Además del entorno, y a pesar de haber bastantes visitantes, algunas alpacas por aquí y por allá hacen que el lugar resulte muy divertido. A algunas les han puesto gafas de sol, lo cual no nos parece muy bien; pero también hay algunas que otras salvajes que, con su pelaje frondoso, estaría genial abrazar para coger un poco de calorcito.
Además de la Montaña de Colores se puede visitar, de forma opcional, el Valle Rojo, para el cual hay que pagar una entrada adicional. En la taquillas (una mesa plegable con dos señoras disfrazadas con el traje típico), nos piden 30 soles por cabeza; como habíamos oído que era menos y vemos que en el "boleto" no aparece el precio, nos rebelamos y decimos que sólo vamos a pagar 20 soles. Están un poco descolocadas, seguramente acostumbradas a que la gente acepte sus condiciones impuestas... incluso, ante el órdago que les marco de "o 20 soles o paso sin pagar", termino yéndome unos metros. Pablo actúa de poli bueno y finalmente terminamos pagamos los 30 soles, algo desmesurado y que no tiene ningún sentido.
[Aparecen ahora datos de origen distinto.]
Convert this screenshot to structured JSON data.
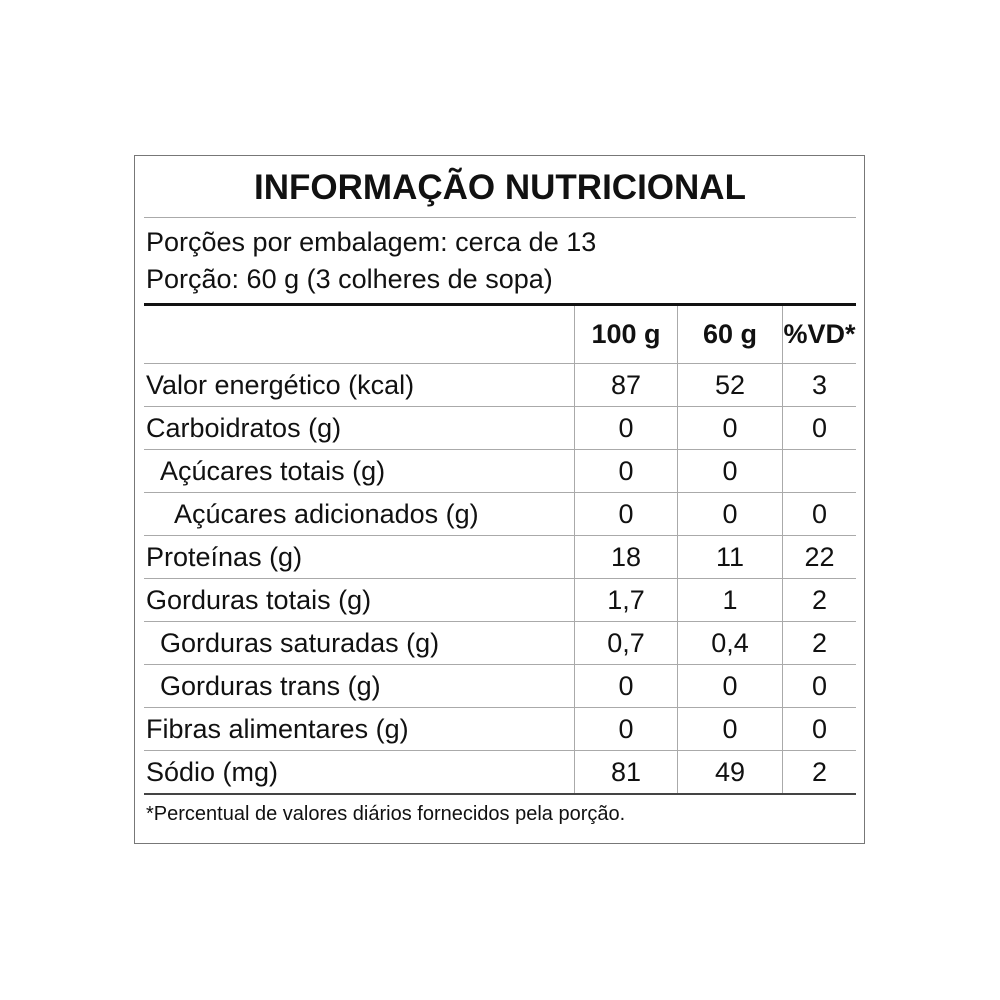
{
  "title": "INFORMAÇÃO NUTRICIONAL",
  "servings_per_package": "Porções por embalagem: cerca de 13",
  "serving_size": "Porção: 60 g (3 colheres de sopa)",
  "columns": [
    "",
    "100 g",
    "60 g",
    "%VD*"
  ],
  "rows": [
    {
      "label": "Valor energético (kcal)",
      "indent": 0,
      "per100": "87",
      "perServing": "52",
      "vd": "3"
    },
    {
      "label": "Carboidratos (g)",
      "indent": 0,
      "per100": "0",
      "perServing": "0",
      "vd": "0"
    },
    {
      "label": "Açúcares totais (g)",
      "indent": 1,
      "per100": "0",
      "perServing": "0",
      "vd": ""
    },
    {
      "label": "Açúcares adicionados (g)",
      "indent": 2,
      "per100": "0",
      "perServing": "0",
      "vd": "0"
    },
    {
      "label": "Proteínas (g)",
      "indent": 0,
      "per100": "18",
      "perServing": "11",
      "vd": "22"
    },
    {
      "label": "Gorduras totais (g)",
      "indent": 0,
      "per100": "1,7",
      "perServing": "1",
      "vd": "2"
    },
    {
      "label": "Gorduras saturadas (g)",
      "indent": 1,
      "per100": "0,7",
      "perServing": "0,4",
      "vd": "2"
    },
    {
      "label": "Gorduras trans (g)",
      "indent": 1,
      "per100": "0",
      "perServing": "0",
      "vd": "0"
    },
    {
      "label": "Fibras alimentares (g)",
      "indent": 0,
      "per100": "0",
      "perServing": "0",
      "vd": "0"
    },
    {
      "label": "Sódio (mg)",
      "indent": 0,
      "per100": "81",
      "perServing": "49",
      "vd": "2"
    }
  ],
  "footnote": "*Percentual de valores diários fornecidos pela porção."
}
Olvidado el tema de la desfachatez de no hacer las cosas bien, disfrutamos de un valle que, efectivamente es de color rojo, debido a la oxidación del hierro. Las vistas desde lo alto son magníficas y compartimos impresiones con una pareja de madrileños y otra de cántabros. Es un paisaje muy bonito e imposible de ver en Europa, ya que después el guía nos dirá que tan sólo hay tres lugares así en el mundo: dos en Sudamérica y uno en China.
Va tocando deshacer el camino y retroceder por esos caminos locos por los que hemos circulado durante tantas horas durante estos días previos... y deseando "acogernos a sagrado" en la aseptividad que suelen tener los aeropuertos. El tour nos deja, haciéndonos el favor, en el aeropuerto Internacional de Cuzco, que resulta ser uno de los más pequeños que hemos visto. Con todos sus vuelos con destino a la capital, esperamos al nuestro medio dormidos en la puerta de embarque. Finalmente, con más de una hora de retraso, volamos y aterrizamos en Lima.
Sin saber de dónde salen las pocas fuerzas que tenemos, cogemos un Uber hasta el último hotel de nuestro viaje. Nos hemos reservado un pequeño lujo para el último día de viaje, un lugar donde reconciliar algunas penurias vividas con la comodidad de un hotel con estándares internacionales. Hoy dormiremos en un Hampton de la cadena Hilton. Poco después de la una y media de la mañana, caemos rendidos en una cama en la que hasta podemos elegir almohada. Paris y tu chihuahua... ¡nos habéis salvado!